Pattern language family: BN

Modeling phase:

2. The conceptualization phase of a system of interest

Modeling step:

5. Choice of how model structure and parameter values are to be determined

Problem:

Determining a BN structure can be a daunting task that is usually performed either through eliciting expert knowledge or by utilizing a structure learning algorithm along with the existing data about the variables included in the network. While the latter approach can be beneficial in many cases, it is not free of challenges. This pattern aims at solving the following problems related to learning a BN structure from data:

How to handle the situations when learning the BN structure from data produces multiple equivalent BNs, i.e. Markov equivalent structures?
How to incorporate experts knowledge and stakeholders perception about the system structure along with the existing data to produce a more accurate BN structure?
How to convert cyclic structures, e.g. feedbak loops, into acyclic structures so they can be incorporated in BNs?

Solution:

Structure learning algorithms are not perfect, and a set of observations related to a system can be explained with a potentially infinite set of theories. Relying solely on Data to inform a BN structure can produce equivalent networks, i.e. networks that contain the same variables with different structures, however, they have the same joint distribution. Consider the example shown in Fig.1; Suppose that we wish to represent the relationship between three variables SDGs (D) (the achievement of SDGs if that can be measured through a single index), Sustainability (S), and Resilience (R). Learning the structure of such model from data (in a certain national context) can produce three equivalent BNs that are different in structure, however they share the same joint probability distribution. Expanding the joint probability of the three BN structures shown in Fig.1, we find that they have the same joint distribution: $P(D,S,R) = P(R \vert D) P(S \vert D) P(D)$

**Fig.1** Three networks representing different relationships between the variables: *SDGS (D)*, *Sustainability (S)*, and *Resilience (R)*.

The solution for this problem depends on the Likelihood equivalence assumption, which states that data should not help in discriminating network structures that can be represented by the same joint distribution.

The knowledge / stakeholder perception is encoded in the model as a prior network that will be updated based on new structures obtained from the available data.

The creation and updating of a prior network is done through the following steps:

Obtain a prior network structure from stakeholder / knowledge base, let this be called $S_{sk}$ .
Use the available data to create $n$ different network structures each of which is created by applying the bootstrap technique as follows:

a. First create $m$ networks by resampling the data $m$ times with replacement.

b. Then choose the network with the structure that has the highest frequency.
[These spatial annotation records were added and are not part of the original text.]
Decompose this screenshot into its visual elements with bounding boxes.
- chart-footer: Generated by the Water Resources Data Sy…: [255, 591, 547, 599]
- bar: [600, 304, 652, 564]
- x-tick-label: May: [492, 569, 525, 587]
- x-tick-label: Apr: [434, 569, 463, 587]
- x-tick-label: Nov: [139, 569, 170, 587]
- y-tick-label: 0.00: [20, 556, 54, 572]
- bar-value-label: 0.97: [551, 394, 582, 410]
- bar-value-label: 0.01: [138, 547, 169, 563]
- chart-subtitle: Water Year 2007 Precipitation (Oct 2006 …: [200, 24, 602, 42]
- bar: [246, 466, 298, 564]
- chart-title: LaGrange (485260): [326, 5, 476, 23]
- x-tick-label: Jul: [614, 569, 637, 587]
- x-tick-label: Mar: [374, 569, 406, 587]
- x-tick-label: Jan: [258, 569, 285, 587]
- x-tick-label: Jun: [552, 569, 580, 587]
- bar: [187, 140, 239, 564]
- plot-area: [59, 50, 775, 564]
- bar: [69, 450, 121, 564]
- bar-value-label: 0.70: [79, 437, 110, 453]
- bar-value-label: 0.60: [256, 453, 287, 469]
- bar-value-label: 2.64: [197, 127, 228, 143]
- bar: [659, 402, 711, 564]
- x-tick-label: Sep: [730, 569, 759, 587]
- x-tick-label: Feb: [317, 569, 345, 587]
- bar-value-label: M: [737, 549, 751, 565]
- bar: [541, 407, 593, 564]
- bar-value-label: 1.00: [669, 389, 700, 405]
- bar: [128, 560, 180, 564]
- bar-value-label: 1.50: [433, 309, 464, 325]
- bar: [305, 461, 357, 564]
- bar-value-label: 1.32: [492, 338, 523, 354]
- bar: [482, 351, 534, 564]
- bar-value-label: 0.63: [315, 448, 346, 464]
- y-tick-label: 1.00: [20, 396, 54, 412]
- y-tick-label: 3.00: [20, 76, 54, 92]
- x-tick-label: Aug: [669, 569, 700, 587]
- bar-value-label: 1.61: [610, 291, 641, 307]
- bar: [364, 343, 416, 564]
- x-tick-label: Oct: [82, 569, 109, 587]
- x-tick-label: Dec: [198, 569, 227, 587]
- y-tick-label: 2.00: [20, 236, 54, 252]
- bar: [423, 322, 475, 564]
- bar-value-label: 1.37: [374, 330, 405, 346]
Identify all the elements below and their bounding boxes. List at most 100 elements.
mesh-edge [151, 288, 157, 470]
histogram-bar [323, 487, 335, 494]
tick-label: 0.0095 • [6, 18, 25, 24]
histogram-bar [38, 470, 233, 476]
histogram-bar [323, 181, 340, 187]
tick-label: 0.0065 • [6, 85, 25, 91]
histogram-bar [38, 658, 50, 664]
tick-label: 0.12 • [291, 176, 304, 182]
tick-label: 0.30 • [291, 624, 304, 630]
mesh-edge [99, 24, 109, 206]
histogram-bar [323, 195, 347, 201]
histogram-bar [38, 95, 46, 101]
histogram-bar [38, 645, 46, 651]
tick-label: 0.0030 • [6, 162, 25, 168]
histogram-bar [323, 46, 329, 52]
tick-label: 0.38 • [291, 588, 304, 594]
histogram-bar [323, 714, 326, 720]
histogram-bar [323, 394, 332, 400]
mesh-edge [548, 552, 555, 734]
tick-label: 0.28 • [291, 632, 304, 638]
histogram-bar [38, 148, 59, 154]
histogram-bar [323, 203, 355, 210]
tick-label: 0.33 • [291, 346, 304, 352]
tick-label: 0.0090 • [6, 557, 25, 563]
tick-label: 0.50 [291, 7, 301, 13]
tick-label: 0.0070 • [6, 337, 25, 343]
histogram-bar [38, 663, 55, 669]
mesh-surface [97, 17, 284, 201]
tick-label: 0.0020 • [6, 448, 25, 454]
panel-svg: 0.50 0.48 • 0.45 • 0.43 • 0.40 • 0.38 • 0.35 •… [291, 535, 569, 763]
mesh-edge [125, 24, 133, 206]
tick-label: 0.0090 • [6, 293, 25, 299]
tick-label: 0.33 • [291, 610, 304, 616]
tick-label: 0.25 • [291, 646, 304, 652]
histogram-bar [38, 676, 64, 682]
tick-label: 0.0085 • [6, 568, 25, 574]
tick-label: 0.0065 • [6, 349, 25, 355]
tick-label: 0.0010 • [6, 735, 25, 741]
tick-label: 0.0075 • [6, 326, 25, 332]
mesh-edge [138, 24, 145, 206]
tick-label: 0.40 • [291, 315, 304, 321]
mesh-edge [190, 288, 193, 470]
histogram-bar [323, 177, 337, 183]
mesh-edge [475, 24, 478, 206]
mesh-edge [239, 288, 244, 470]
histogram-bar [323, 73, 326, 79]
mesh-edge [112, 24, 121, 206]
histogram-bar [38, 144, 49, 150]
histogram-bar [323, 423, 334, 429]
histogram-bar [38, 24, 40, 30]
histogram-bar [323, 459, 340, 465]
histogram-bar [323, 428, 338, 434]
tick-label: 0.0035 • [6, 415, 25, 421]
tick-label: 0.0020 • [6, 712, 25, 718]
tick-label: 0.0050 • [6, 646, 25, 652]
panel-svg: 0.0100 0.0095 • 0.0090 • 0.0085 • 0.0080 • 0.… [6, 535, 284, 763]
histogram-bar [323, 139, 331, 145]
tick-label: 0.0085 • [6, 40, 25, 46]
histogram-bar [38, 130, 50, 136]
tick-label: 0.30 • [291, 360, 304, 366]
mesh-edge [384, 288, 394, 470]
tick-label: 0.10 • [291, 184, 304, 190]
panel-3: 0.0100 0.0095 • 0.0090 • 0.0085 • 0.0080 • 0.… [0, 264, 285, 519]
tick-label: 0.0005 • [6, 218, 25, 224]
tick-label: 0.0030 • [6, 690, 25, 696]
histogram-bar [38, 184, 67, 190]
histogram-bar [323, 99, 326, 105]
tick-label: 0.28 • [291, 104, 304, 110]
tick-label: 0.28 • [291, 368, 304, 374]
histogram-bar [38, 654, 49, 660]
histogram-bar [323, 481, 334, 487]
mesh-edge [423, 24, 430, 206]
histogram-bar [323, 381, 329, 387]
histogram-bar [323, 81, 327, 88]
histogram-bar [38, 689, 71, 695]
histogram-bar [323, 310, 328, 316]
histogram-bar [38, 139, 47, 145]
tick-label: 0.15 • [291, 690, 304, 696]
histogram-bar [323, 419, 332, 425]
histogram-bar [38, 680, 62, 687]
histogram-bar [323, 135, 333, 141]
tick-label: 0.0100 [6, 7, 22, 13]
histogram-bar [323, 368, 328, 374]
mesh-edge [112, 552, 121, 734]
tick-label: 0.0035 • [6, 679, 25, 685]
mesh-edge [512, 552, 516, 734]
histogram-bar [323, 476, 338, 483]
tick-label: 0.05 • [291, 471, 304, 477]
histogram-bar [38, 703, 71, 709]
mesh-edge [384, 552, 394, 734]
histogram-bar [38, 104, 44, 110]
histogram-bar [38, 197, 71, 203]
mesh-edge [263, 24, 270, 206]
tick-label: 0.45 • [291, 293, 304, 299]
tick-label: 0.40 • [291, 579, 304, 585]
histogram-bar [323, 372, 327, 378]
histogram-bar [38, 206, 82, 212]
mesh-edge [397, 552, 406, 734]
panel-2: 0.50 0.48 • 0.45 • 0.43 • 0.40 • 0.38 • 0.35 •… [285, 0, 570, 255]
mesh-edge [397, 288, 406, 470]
c. Apply steps a and b $n$ times to get the $n$ network options.
Obtain an updated network structure $S_{U}$ by comparing each of the $n$ learned network structures with the prior network structure $S_{sk}$ and asking the stakeholders to vote on which network is the most likely, i.e. checking if the learned structures will cause the stakeholders to update their beliefs.

Structure: The structure for this solution is as follows:

**Fig.1** Steps of augmenting structure learning with stakeholder perception / knowledge base.

Constraints:

The constraints for this solution are as follows:

The data used to learn the network structure is representative of the original distribution of the variables.

Related patterns:

Design choice and model quality:

Resources:

Heckerman, D., Geiger, D., & Chickering, D. M. (1995). Learning Bayesian networks: The combination of knowledge and statistical data. Machine learning, 20(3), 197-243.
Alameddine, I., Cha, Y., & Reckhow, K. H. (2011). An evaluation of automated structure learning with Bayesian networks: an application to estuarine chlorophyll dynamics. Environmental Modelling & Software, 26(2), 163-172.
Requejo-Castro, D., Giné-Garriga, R., & Pérez-Foguet, A. (2020). Data-driven Bayesian network modelling to explore the relationships between SDG 6 and the 2030 Agenda. Science of the total environment, 710, 136014.